The administration has requested $3.2 billion for Afghanistan reconstruction projects in the coming fiscal year. The report argued that the foreign aid program must continue because “the goal should be to reduce some of the political pressure to spend money quickly, especially when the conditions are not right.”

All U.S. development projects in Afghanistan should be reexamined, it adds, to determine whether they are “necessary, achievable, and sustainable.”

The report recommends multi-year congressional funding for the aid program that would plan ahead for the increased civilian responsibilities as the number of troops decreases and calls for “a simple rule: donors should not implement projects if Afghans cannot sustain them.”

Last week, the bipartisan Commission on Wartime Contracting in Iraq and Afghanistan said in a separate report that billions of dollars in U.S.-funded reconstruction projects in both countries could fall into disrepair over the next few years because of inadequate planning to pay for their ongoing operations and maintenance. That report warned that “the United States faces new waves of waste in Iraq and Afghanistan.”

Foreign aid expenditures by the State Department and the U.S. Agency for International Development in Afghanistan, about $320 million a month, pale beside the overall $10 billion monthly price tag for U.S. military operations. But Afghanistan is the biggest recipient of U.S. aid, with nearly $19 billion spent from 2002 to 2010. Much of that money has been expended in the past two years, most of it in war zones in the south and east of the country as part of the counterinsurgency strategy adopted by Obama just months after he took office.

The strategy, devised by Gen.

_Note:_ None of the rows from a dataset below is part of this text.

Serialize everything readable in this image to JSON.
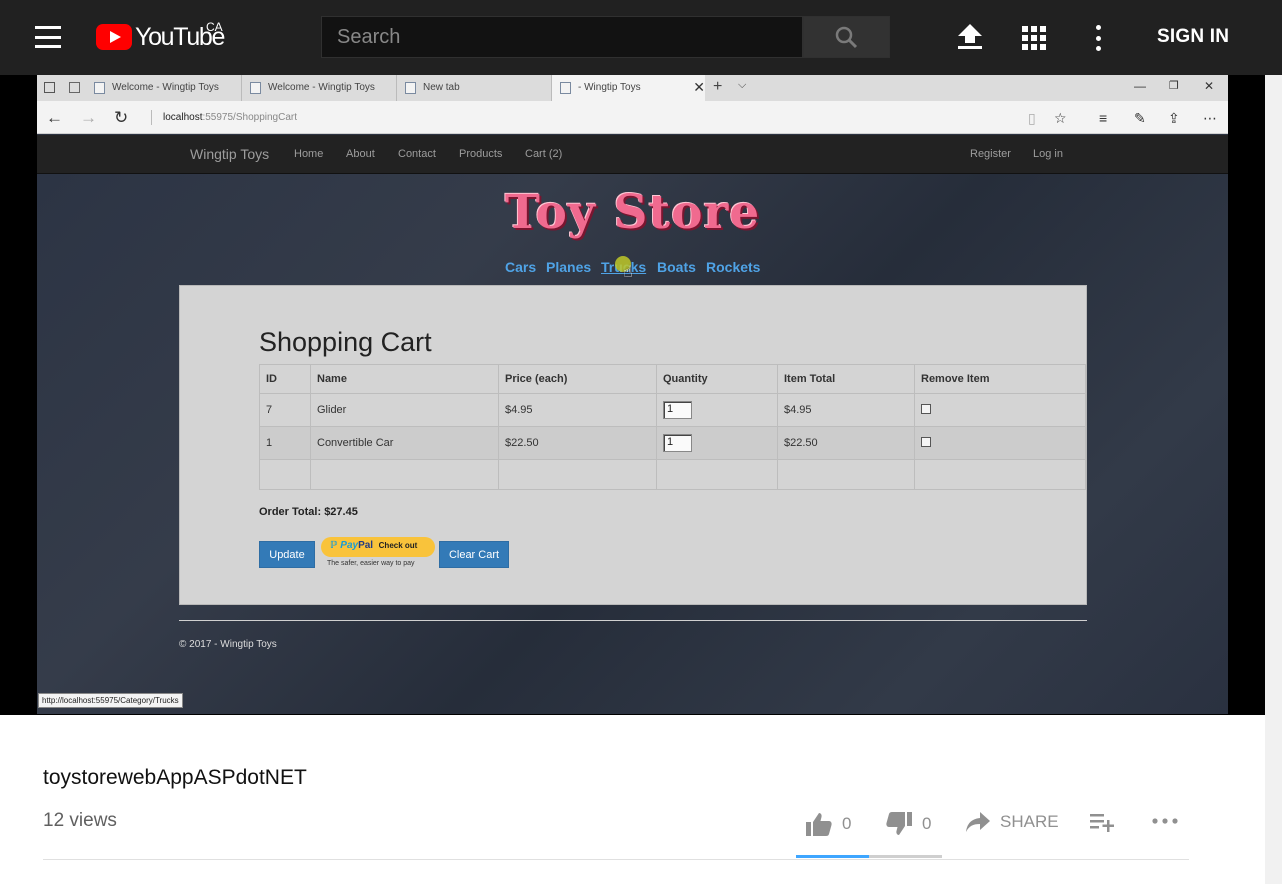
{
  "masthead": {
    "logo_text": "YouTube",
    "country": "CA",
    "search_placeholder": "Search",
    "signin_label": "SIGN IN"
  },
  "browser": {
    "tabs": [
      {
        "label": "Welcome - Wingtip Toys"
      },
      {
        "label": "Welcome - Wingtip Toys"
      },
      {
        "label": "New tab"
      },
      {
        "label": "- Wingtip Toys"
      }
    ],
    "address_host": "localhost",
    "address_path": ":55975/ShoppingCart",
    "status_url": "http://localhost:55975/Category/Trucks"
  },
  "site": {
    "brand": "Wingtip Toys",
    "nav_links": [
      "Home",
      "About",
      "Contact",
      "Products",
      "Cart (2)"
    ],
    "auth_links": [
      "Register",
      "Log in"
    ],
    "store_title": "Toy Store",
    "categories": [
      "Cars",
      "Planes",
      "Trucks",
      "Boats",
      "Rockets"
    ],
    "cart": {
      "title": "Shopping Cart",
      "headers": [
        "ID",
        "Name",
        "Price (each)",
        "Quantity",
        "Item Total",
        "Remove Item"
      ],
      "rows": [
        {
          "id": "7",
          "name": "Glider",
          "price": "$4.95",
          "qty": "1",
          "total": "$4.95"
        },
        {
          "id": "1",
          "name": "Convertible Car",
          "price": "$22.50",
          "qty": "1",
          "total": "$22.50"
        }
      ],
      "order_total": "Order Total: $27.45",
      "update_label": "Update",
      "paypal_brand_1": "Pay",
      "paypal_brand_2": "Pal",
      "paypal_checkout": "Check out",
      "paypal_sub": "The safer, easier way to pay",
      "clear_label": "Clear Cart"
    },
    "footer": "© 2017 - Wingtip Toys"
  },
  "video": {
    "title": "toystorewebAppASPdotNET",
    "views": "12 views",
    "likes": "0",
    "dislikes": "0",
    "share_label": "SHARE"
  },
  "colors": {
    "accent_blue": "#3ea6ff",
    "brand_red": "#ff0000",
    "bootstrap_btn": "#337ab7",
    "category_link": "#4fa3e6"
  }
}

David H. Petraeus, the commander of U.S. and coalition forces in Afghanistan, calls for pouring U.S. development aid into areas that the military has cleared of Taliban fighters to persuade the population to support the Afghan government.

But evidence of successful aid programs based on “counterinsurgency theories” is limited, the Senate committee report says. “Some research suggests the opposite, and development best practices question the efficacy of using aid as a stabilization tool over the long run.”

“The administration is understandably anxious for immediate results to demonstrate to Afghans and Americans alike that we are making progress,” the report says. “However, insecurity, abject poverty, weak indigenous capacity, and widespread corruption create challenges for spending money.”

High turnover among U.S. civilians working in Afghanistan, estimated at 85 percent a year, along with “pressure from the military, imbalances between military and civilian resources, unpredictable funding levels from Congress, and changing political timelines, have further complicated efforts,” it says.

The report is gently but unmistakably critical of the “whole of government” approach implemented by Richard C. Holbrooke, who served as Obama’s special representative for the region until his death in December. Control of all civilian operations on the ground were shifted to the State Department from the USAID, the traditional manager of development assistance.

“This new approach,” the report says, “created new levels of bureaucracy, diminished USAID’s voice at the table, and put decision-making on development issues in the hands of diplomats instead of development experts.”

Karen DeYoung is associate editor and senior national security correspondent for the Washington Post.